While I was at Eucharistic Adoration this morning, I started thinking about the religious vocation as childbirth. To enter the religious vocation, you have to give up everything you have in order to gain everything that truly matters. I thought about the things I would have to give up . . . my family, movies, the quality of food and desert I’m used to, the various pleasure activities I engage in with my family on a day to day basis. All this self-abandonment reminds me of a child coming forth into the world. The child comes forth naked, without possessions. The umbilical cord that has always given him his life is then cut. The “umbilical cord” of my connection to my past life in the world will one day be cut, as will those of the other people that enter the religious vocation.
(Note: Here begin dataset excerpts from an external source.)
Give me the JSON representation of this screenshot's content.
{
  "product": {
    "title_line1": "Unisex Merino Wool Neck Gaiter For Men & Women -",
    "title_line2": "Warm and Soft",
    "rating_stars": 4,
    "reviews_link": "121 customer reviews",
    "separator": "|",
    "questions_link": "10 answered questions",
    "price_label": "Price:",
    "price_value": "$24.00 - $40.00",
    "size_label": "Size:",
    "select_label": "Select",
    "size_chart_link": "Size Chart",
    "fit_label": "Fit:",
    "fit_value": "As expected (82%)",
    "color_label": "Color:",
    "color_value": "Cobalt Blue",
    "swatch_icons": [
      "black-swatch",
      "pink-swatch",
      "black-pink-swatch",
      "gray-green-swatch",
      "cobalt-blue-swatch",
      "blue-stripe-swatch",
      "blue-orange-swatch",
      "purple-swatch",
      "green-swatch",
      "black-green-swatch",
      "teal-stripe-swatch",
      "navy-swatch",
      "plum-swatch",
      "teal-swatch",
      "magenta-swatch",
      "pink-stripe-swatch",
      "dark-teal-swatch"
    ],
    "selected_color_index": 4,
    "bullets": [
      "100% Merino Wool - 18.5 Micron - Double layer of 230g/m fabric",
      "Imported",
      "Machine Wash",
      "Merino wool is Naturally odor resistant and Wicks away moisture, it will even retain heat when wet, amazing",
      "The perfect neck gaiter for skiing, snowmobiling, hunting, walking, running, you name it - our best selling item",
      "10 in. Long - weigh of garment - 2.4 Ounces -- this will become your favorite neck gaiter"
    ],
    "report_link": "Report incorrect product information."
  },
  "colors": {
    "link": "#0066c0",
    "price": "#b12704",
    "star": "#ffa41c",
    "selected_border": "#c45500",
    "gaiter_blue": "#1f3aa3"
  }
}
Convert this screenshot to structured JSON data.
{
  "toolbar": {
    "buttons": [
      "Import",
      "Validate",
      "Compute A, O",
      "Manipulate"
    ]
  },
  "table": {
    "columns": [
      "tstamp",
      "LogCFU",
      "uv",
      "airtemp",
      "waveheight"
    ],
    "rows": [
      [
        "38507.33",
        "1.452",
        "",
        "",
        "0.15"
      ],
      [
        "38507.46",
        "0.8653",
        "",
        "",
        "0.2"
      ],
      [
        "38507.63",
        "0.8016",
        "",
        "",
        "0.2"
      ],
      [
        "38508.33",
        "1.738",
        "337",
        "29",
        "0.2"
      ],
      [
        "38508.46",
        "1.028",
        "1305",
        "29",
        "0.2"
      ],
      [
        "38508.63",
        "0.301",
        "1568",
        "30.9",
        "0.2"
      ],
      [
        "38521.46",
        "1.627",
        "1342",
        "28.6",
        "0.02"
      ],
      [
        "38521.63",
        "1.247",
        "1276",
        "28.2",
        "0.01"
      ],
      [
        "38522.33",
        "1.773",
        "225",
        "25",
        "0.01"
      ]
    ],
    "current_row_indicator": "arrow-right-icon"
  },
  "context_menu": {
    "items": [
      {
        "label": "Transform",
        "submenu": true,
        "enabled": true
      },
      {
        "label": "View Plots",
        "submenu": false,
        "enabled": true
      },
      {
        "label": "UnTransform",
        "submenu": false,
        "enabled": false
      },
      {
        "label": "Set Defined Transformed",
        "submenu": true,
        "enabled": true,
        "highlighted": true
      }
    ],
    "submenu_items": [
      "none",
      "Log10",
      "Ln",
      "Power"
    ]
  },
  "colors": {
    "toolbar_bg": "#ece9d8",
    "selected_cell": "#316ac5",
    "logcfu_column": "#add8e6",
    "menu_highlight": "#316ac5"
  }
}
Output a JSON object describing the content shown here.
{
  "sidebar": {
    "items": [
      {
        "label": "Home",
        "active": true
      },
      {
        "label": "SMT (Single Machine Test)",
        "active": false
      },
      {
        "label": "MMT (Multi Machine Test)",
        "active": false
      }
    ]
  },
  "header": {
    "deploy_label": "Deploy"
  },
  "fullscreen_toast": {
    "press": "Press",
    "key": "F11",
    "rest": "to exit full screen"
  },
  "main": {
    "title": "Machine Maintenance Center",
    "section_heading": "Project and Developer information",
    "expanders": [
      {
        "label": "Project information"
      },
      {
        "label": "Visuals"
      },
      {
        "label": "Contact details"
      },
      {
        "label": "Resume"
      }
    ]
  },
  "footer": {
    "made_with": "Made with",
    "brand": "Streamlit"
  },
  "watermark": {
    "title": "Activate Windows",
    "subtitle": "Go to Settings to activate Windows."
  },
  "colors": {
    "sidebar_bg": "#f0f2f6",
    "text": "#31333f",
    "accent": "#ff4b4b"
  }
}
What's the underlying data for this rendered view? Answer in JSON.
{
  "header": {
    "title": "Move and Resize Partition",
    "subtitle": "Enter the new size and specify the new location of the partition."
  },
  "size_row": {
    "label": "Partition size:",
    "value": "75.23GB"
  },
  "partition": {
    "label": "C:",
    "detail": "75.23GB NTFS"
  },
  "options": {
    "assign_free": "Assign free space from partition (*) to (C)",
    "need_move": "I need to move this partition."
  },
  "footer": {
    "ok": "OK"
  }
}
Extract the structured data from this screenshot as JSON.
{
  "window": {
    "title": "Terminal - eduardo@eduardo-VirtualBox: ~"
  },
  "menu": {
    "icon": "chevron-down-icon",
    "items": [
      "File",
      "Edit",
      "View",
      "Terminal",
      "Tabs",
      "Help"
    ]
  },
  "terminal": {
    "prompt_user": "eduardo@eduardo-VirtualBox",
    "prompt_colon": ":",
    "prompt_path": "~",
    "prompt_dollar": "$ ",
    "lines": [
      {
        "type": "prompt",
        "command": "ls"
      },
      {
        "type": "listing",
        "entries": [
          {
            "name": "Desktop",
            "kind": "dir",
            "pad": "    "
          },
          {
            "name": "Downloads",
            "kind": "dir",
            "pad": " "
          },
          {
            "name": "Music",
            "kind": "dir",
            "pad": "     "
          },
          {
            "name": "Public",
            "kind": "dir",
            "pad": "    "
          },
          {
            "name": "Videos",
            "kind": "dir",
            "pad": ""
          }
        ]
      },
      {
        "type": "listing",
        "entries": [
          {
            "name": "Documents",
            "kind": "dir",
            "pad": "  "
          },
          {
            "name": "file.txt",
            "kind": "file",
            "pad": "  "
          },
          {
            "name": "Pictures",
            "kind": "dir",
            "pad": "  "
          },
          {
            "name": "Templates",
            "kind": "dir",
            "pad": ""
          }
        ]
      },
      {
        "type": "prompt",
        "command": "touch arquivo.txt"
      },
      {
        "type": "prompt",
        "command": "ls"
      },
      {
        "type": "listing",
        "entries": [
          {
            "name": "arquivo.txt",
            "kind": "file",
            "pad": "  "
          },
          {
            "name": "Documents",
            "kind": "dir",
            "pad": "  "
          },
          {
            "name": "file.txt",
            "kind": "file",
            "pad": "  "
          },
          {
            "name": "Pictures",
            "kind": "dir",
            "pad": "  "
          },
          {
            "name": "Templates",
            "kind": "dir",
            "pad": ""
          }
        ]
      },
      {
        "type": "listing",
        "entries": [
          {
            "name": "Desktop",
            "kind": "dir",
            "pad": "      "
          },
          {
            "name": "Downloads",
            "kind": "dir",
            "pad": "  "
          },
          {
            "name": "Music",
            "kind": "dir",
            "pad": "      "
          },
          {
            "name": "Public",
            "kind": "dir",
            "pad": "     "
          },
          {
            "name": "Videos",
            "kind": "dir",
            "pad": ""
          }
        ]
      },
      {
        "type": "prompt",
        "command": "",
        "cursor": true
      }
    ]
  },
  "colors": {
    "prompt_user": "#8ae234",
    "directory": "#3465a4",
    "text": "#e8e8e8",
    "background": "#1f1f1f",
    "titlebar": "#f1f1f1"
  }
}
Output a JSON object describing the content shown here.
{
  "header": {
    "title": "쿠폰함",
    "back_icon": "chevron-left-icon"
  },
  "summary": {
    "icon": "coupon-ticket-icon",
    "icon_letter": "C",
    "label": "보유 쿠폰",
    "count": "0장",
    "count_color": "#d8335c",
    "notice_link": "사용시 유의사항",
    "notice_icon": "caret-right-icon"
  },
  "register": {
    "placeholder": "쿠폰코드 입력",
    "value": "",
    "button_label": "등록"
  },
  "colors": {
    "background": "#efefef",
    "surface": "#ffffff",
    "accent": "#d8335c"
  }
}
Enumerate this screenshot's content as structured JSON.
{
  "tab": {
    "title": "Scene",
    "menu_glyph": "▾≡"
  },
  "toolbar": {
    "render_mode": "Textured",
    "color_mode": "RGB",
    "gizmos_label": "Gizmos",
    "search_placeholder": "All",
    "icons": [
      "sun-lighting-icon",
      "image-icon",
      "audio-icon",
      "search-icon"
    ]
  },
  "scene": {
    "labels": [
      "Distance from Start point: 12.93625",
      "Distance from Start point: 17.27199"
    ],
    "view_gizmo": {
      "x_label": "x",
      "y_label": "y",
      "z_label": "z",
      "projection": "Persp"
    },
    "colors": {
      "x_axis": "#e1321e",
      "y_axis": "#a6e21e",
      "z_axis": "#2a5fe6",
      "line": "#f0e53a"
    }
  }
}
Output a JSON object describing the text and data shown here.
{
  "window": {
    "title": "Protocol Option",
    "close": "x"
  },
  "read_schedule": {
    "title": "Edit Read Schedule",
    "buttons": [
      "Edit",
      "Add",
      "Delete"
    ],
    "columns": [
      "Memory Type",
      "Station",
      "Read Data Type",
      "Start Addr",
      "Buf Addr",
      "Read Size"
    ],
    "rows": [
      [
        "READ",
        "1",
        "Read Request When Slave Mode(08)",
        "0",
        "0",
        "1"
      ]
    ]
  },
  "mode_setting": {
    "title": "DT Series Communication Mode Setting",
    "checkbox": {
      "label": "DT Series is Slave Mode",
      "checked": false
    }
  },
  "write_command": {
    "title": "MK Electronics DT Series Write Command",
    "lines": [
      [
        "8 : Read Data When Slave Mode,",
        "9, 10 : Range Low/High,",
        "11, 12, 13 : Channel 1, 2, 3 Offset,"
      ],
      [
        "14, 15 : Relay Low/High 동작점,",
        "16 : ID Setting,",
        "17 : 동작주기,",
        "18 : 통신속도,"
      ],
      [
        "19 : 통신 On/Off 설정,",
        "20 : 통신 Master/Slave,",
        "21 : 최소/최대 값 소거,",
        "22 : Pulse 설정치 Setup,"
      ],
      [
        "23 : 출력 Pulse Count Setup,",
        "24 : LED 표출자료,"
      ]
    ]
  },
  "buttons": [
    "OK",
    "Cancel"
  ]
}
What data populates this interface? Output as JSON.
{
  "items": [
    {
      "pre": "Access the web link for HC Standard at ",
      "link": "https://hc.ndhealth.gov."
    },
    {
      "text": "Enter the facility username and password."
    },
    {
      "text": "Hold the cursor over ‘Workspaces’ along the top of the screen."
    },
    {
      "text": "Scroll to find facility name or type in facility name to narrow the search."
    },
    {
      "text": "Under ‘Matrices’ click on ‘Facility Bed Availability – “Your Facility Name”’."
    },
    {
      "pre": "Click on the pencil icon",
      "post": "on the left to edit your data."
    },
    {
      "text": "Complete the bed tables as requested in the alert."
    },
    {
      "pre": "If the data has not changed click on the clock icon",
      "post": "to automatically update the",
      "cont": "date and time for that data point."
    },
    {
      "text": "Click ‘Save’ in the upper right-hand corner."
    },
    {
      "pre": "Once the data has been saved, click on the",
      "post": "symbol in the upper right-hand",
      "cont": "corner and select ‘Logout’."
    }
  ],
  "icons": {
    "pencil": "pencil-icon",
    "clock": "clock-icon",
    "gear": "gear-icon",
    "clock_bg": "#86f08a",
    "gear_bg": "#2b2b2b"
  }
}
I will pass naked and severed from the past into a new world and life, a greater and more glorious one, just as the child does at birth.
This reminds me also of the passing each human experiences at death, when moving into Heaven. They lose all their worldly attachments, all their life in the world. Their “umbilical cord” of attachment to the world is cut, and their life in the world, like the life of a child in the womb, is ended. The new child is born into Heaven, just as the religious is born into the religious life, and just as all Christians enter the Church through baptism, leaving behind a sinful life of attachment to the world in exchange for a new life. Jesus was stripped naked before the Romans and Jews killed Him, He was detested and mocked by the multitude, and He lost everything in this life directly before He was “born” into the new life of the resurrected body.
I wonder at the unity between these various transitions in people’s lives.